Zimbabwe Protests Turn Violent as Some Call Election a Sham

The New York Times

By Jeffrey Moyo

HARARE, Zimbabwe — Protests in Zimbabwe’s capital turned violent on Wednesday as demonstrators called the country’s elections a sham and armed soldiers swept the streets. At least three people were reported dead.

On Thursday, the army ordered the shutdown of Harare’s city center, shopkeepers told the local news media, but a presidential spokesman denied an order had been given. The Election Commission also said it would announced the results of Monday’s presidential election “very soon,” as the international community called for restraint.

The elections — the first since the fall of the longtime president, Robert Mugabe — had been largely peaceful. But large crowds of protesters supporting the opposition alliance gathered on Wednesday outside the Rainbow Towers Hotel in Harare, the capital, as early results revealed a parliamentary victory for the governing party.

Police officers fired live ammunition to disperse protesters, who fought back with stones. Tear gas was also used on the demonstrators, and a military helicopter flew above the capital.

“If this fails, we will go physical,” Denis Chauke, an activist in his 20s who supports the opposition Movement for Democratic Change Alliance, said at the gate of the hotel. “We will fight for our win.”

The alliance has accused the governing ZANU-PF party of trying to rig the results.

ZANU-PF secured 145 of 210 seats in the National Assembly, the Electoral Commission announced on Wednesday. The commission delayed announcing the results of the presidential race, between President Emmerson Mnangagwa of ZANU-PF and the opposition leader Nelson Chamisa, until Thursday.

The ZANU-PF party’s spokesman, Paul Mangwana, dismissed the protesters’ actions as “banditry” and said that they had damaged property in the capital.

Asked whether it was permissible for soldiers to use live ammunition on unarmed civilians, Mr. Mangwana said: “It is regrettable that it had to happen like that, but you don’t leave bandits causing disorder. They are bandits, and they should be treated as bandits.”

In a statement read on state media, Mr. Mnangagwa also blamed opposition activists for Wednesday’s unrest. The state broadcaster, which announced the three deaths, did not provide details.

On Twitter, the United States Embassy in Harare said it was “deeply concerned” about the violence and urged the army to use “restraint.” The United Nations’ secretary general, Antonio Guterres, and a minister from Britain’s foreign office also expressed concern, according to news reports.

Rashweat Mkundu, a former director of the Media Institute of Southern Africa, faulted the Electoral Commission in part for the turmoil. Its failings, he said, “included poor communication, which created distrust and partly contributed to ongoing opposition disquiet.”

“The burden of governance now rests on ZANU-PF,” he added, “which faces a highly expectant citizenry yet it is shackled by an inefficient and corrupt public service.”

Although the European Union mission that observed the election noted an “improved political climate, inclusive participation rights and a peaceful vote,” its preliminary statement also said that an “unlevel playing field, intimidation of voters and lack of trust in the process undermined the pre-election environment.”

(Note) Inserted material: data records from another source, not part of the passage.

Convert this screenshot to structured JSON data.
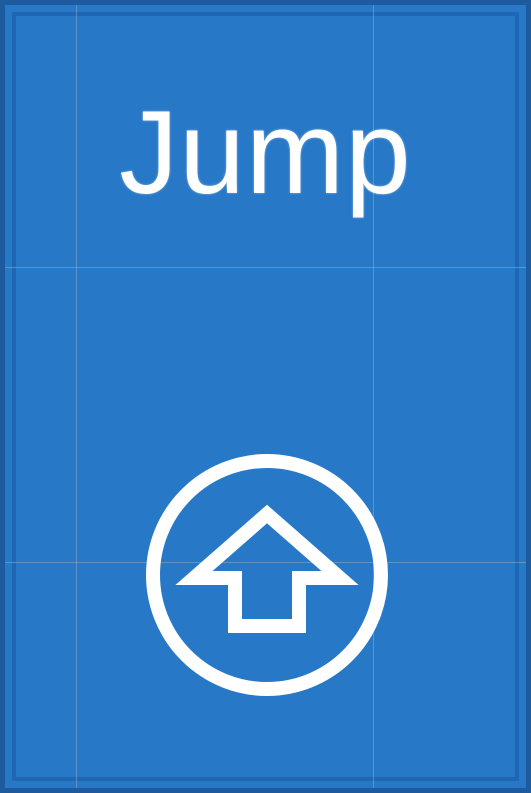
{
  "button": {
    "label": "Jump",
    "icon": "arrow-up-circle-icon"
  },
  "colors": {
    "background": "#2878c8",
    "border": "#1d5a9e",
    "foreground": "#ffffff"
  }
}
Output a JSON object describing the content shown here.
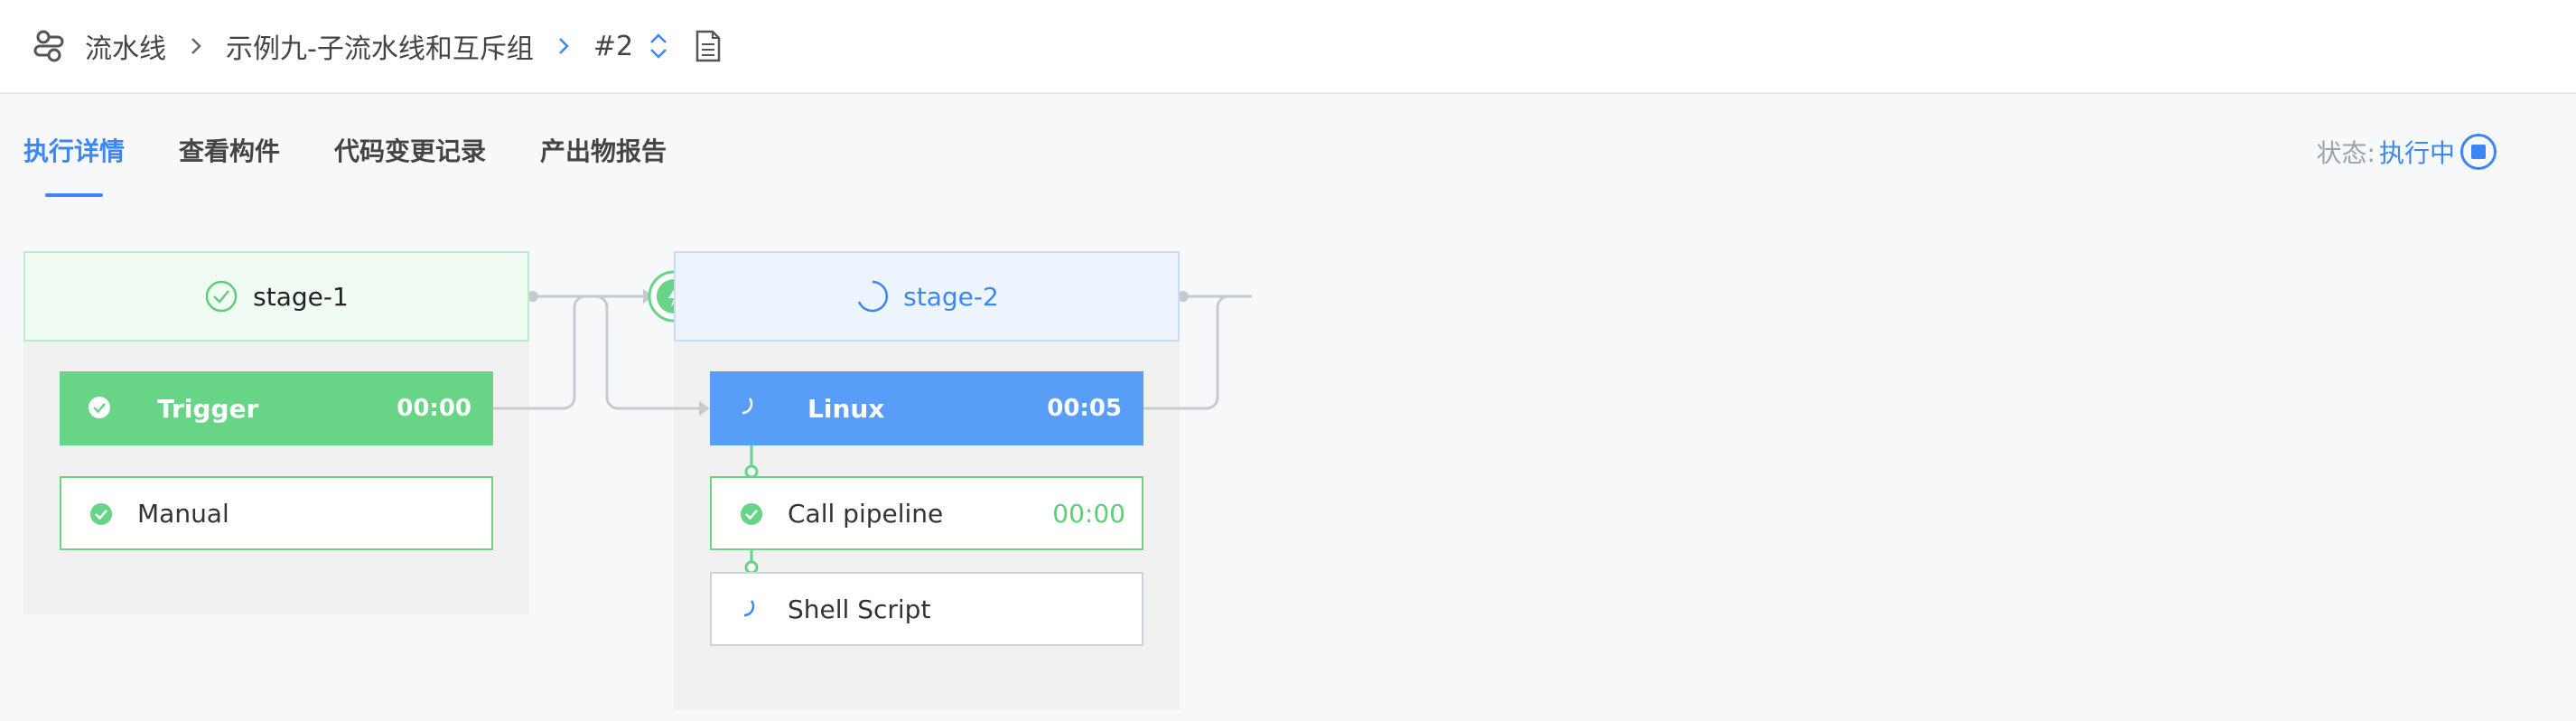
{
  "breadcrumb": {
    "root": "流水线",
    "pipeline": "示例九-子流水线和互斥组",
    "build": "#2"
  },
  "tabs": [
    {
      "label": "执行详情",
      "active": true
    },
    {
      "label": "查看构件",
      "active": false
    },
    {
      "label": "代码变更记录",
      "active": false
    },
    {
      "label": "产出物报告",
      "active": false
    }
  ],
  "status": {
    "label": "状态:",
    "value": "执行中"
  },
  "stages": [
    {
      "name": "stage-1",
      "state": "success",
      "jobs": [
        {
          "name": "Trigger",
          "time": "00:00",
          "state": "success"
        }
      ],
      "tasks": [
        {
          "name": "Manual",
          "time": "",
          "state": "success"
        }
      ]
    },
    {
      "name": "stage-2",
      "state": "running",
      "jobs": [
        {
          "name": "Linux",
          "time": "00:05",
          "state": "running"
        }
      ],
      "tasks": [
        {
          "name": "Call pipeline",
          "time": "00:00",
          "state": "success"
        },
        {
          "name": "Shell Script",
          "time": "",
          "state": "running"
        }
      ]
    }
  ],
  "colors": {
    "primary": "#3c87f5",
    "success": "#68d486",
    "running": "#589ef8",
    "muted": "#9aa3b2"
  },
  "icons": {
    "logo": "pipeline-icon",
    "separator": "chevron-right-icon",
    "build_switch": "up-down-chevron-icon",
    "log": "document-icon",
    "stop": "stop-icon",
    "stage_trigger": "lightning-icon",
    "success": "check-circle-icon",
    "running": "spinner-icon"
  }
}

“These elections were seen as a critical test of Zimbabwe’s reform process,” the mission’s chief observer, Elmar Brok, who is also a member of the European Parliament, said of the vote, which attracted a turnout of 70 percent. “In some senses, up to this point, the conduct of the polls has had a number of positive features, but in other senses serious concerns remain.”

Now we hope for a transparent results process,” he added, expressing concerns over pre-electoral practices like media bias and some problems around polling stations on Election Day.

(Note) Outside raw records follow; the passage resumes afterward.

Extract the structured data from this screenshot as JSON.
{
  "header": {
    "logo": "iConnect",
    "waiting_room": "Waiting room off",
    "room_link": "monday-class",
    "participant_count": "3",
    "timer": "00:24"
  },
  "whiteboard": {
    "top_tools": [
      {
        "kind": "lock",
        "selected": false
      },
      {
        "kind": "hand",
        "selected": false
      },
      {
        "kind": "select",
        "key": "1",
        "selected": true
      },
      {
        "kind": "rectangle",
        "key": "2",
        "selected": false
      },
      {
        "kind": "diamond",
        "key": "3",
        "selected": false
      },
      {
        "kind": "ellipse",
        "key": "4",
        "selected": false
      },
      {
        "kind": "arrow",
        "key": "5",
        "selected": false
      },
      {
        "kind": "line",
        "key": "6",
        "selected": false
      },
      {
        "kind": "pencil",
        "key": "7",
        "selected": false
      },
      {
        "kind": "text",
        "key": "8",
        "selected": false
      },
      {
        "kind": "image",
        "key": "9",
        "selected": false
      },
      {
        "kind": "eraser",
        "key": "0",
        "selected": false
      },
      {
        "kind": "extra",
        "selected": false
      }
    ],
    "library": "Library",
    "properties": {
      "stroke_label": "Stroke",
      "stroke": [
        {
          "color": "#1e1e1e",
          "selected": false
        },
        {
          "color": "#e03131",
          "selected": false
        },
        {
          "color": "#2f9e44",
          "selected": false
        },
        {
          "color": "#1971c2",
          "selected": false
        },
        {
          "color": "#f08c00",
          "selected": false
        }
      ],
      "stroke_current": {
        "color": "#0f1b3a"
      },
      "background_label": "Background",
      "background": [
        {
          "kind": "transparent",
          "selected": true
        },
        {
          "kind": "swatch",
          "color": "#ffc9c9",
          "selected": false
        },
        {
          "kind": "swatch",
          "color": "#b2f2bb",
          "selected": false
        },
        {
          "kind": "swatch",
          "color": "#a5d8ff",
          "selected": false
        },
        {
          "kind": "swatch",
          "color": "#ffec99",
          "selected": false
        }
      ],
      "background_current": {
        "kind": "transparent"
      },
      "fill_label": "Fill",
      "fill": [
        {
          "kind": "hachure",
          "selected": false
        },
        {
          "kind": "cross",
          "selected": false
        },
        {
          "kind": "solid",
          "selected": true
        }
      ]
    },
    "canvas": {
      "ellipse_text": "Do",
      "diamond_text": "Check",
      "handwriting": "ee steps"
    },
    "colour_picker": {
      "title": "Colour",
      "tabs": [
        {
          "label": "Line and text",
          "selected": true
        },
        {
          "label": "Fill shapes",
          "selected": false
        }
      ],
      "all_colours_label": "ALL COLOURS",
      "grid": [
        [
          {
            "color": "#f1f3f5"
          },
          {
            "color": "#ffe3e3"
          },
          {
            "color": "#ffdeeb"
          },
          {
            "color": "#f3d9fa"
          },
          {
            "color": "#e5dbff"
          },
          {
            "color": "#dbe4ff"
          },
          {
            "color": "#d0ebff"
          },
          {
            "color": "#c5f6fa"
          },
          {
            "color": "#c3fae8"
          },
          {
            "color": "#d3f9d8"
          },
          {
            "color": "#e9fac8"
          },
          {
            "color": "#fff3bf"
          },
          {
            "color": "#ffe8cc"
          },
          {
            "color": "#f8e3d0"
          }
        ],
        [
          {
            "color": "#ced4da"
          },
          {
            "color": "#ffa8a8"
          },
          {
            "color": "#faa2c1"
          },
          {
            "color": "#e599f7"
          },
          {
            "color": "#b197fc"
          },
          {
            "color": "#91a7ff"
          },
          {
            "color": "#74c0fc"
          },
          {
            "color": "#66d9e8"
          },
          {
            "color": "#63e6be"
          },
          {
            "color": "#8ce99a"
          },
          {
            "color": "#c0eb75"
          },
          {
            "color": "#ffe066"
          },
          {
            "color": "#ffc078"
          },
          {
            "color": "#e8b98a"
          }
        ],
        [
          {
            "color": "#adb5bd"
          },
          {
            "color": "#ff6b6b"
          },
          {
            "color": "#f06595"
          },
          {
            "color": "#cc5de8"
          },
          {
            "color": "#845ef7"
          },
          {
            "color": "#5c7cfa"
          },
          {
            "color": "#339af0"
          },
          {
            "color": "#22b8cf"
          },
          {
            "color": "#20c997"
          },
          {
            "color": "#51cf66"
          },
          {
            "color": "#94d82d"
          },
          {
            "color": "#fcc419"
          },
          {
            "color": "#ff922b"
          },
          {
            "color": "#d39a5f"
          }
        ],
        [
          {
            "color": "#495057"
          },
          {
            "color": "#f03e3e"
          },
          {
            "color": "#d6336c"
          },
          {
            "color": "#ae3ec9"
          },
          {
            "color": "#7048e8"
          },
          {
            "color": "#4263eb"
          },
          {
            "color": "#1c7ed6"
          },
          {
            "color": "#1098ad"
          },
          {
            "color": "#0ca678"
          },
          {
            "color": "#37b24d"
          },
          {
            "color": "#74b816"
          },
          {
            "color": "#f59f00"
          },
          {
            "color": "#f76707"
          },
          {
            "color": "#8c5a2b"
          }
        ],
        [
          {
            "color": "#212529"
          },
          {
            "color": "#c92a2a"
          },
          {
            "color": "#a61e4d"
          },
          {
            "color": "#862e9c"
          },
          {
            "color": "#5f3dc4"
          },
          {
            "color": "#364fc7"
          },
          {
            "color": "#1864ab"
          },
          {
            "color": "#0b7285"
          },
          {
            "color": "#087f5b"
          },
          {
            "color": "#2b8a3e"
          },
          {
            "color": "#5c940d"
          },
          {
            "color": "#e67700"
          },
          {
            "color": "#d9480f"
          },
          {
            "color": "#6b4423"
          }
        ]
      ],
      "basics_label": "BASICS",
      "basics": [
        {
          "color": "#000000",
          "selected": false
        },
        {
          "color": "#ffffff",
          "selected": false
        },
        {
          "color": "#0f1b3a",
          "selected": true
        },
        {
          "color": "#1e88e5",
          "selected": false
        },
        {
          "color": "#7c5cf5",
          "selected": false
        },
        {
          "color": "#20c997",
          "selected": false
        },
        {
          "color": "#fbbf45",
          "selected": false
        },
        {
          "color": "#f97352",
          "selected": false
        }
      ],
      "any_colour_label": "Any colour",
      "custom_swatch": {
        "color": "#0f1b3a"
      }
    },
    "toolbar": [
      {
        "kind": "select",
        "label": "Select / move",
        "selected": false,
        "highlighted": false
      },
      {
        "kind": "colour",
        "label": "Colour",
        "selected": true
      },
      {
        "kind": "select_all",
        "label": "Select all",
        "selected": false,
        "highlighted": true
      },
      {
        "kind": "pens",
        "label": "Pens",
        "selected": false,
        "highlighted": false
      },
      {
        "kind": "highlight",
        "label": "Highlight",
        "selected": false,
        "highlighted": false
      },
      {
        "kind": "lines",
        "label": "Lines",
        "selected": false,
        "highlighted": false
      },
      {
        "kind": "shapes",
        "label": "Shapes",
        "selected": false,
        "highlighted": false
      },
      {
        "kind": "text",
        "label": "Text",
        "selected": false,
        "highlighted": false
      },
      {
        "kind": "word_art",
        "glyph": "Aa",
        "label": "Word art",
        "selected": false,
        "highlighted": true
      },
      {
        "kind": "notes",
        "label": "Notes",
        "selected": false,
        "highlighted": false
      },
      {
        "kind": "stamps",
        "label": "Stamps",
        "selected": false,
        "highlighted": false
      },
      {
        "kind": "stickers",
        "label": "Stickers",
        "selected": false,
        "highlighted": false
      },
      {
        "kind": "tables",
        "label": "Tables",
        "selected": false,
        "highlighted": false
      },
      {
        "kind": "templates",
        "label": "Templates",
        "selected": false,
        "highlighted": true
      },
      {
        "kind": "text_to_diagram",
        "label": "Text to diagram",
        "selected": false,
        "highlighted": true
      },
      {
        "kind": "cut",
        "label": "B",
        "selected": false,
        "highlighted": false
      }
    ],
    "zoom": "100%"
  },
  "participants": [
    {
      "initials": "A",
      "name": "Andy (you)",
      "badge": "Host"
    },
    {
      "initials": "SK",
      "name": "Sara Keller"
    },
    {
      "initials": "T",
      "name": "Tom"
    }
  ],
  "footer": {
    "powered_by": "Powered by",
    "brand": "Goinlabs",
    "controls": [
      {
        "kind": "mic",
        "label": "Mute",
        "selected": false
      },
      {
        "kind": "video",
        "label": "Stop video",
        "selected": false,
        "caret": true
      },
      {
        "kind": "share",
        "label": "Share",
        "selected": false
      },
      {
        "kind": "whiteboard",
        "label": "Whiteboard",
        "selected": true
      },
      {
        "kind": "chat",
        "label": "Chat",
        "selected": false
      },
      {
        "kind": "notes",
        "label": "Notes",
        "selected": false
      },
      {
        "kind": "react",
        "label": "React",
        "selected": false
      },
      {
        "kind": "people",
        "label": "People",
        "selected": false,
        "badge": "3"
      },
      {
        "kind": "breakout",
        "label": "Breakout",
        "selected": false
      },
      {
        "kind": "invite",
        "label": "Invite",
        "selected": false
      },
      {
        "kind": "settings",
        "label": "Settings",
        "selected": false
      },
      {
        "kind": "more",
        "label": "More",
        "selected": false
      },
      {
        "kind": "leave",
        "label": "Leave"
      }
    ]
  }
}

A statement from the International Republican Institute and the National Democratic Institute, pro-democracy organizations, also cited voting problems, “especially in densely populated areas in Harare, including long lines and confusion among some voters about which sub-polling place was theirs.”

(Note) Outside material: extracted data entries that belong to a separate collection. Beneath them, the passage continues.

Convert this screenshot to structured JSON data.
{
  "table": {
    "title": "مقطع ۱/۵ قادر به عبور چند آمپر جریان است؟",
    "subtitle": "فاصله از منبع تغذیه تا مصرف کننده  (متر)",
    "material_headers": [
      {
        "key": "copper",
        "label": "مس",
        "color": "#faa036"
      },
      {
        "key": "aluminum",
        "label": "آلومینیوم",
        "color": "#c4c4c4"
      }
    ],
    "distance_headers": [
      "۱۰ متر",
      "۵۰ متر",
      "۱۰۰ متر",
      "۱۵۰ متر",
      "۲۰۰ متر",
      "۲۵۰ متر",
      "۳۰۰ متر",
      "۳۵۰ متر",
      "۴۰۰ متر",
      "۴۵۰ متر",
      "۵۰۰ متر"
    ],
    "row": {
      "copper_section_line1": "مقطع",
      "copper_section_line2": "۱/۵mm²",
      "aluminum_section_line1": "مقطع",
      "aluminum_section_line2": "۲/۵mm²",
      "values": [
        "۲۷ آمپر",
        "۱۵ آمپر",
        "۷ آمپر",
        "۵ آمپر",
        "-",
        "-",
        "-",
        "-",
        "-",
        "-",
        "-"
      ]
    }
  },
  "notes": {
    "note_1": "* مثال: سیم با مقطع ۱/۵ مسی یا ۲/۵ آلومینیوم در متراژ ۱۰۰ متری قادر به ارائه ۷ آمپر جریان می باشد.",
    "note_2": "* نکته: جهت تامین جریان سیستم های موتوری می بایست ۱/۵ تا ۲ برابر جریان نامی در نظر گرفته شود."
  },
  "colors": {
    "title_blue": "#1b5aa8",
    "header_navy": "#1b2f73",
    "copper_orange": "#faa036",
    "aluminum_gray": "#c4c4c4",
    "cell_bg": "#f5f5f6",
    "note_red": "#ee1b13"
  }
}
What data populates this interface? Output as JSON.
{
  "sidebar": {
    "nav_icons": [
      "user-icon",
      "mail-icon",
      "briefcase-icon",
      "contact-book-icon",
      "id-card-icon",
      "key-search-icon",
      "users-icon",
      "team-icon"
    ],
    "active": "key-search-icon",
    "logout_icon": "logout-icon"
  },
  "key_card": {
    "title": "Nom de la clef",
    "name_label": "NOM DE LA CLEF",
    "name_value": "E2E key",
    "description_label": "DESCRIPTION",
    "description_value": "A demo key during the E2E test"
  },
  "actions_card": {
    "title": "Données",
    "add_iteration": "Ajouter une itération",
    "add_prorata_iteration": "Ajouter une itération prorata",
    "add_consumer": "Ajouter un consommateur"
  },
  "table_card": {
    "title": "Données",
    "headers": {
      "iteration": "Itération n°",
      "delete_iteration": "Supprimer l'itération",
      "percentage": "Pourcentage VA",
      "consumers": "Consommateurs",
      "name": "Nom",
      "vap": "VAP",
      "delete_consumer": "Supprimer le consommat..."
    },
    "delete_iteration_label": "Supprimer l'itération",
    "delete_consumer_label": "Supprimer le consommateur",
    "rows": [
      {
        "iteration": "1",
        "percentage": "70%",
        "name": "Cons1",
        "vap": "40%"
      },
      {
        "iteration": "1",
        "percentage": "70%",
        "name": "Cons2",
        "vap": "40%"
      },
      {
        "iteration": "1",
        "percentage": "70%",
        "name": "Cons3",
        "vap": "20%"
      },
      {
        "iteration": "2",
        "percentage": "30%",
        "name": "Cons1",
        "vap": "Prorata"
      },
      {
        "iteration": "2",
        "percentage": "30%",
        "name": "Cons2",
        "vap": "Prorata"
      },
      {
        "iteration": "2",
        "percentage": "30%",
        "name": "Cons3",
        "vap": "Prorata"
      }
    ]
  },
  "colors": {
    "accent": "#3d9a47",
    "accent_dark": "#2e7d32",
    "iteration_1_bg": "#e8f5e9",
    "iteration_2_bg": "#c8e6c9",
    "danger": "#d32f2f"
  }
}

The unrest on Wednesday was far lower than the level reached in the country’s 2008 elections, which were marred by violence.

In the first round of that presidential vote, Mr. Mugabe was defeated by Morgan Tsvangirai, the Movement for Democratic Change’s leader at the time. Amid widespread violence that left at least 85 opposition supporters dead and thousands injured, however, Mr. Tsvangirai withdrew from the runoff vote days before it was scheduled to take place. Mr. Mugabe was then declared the winner.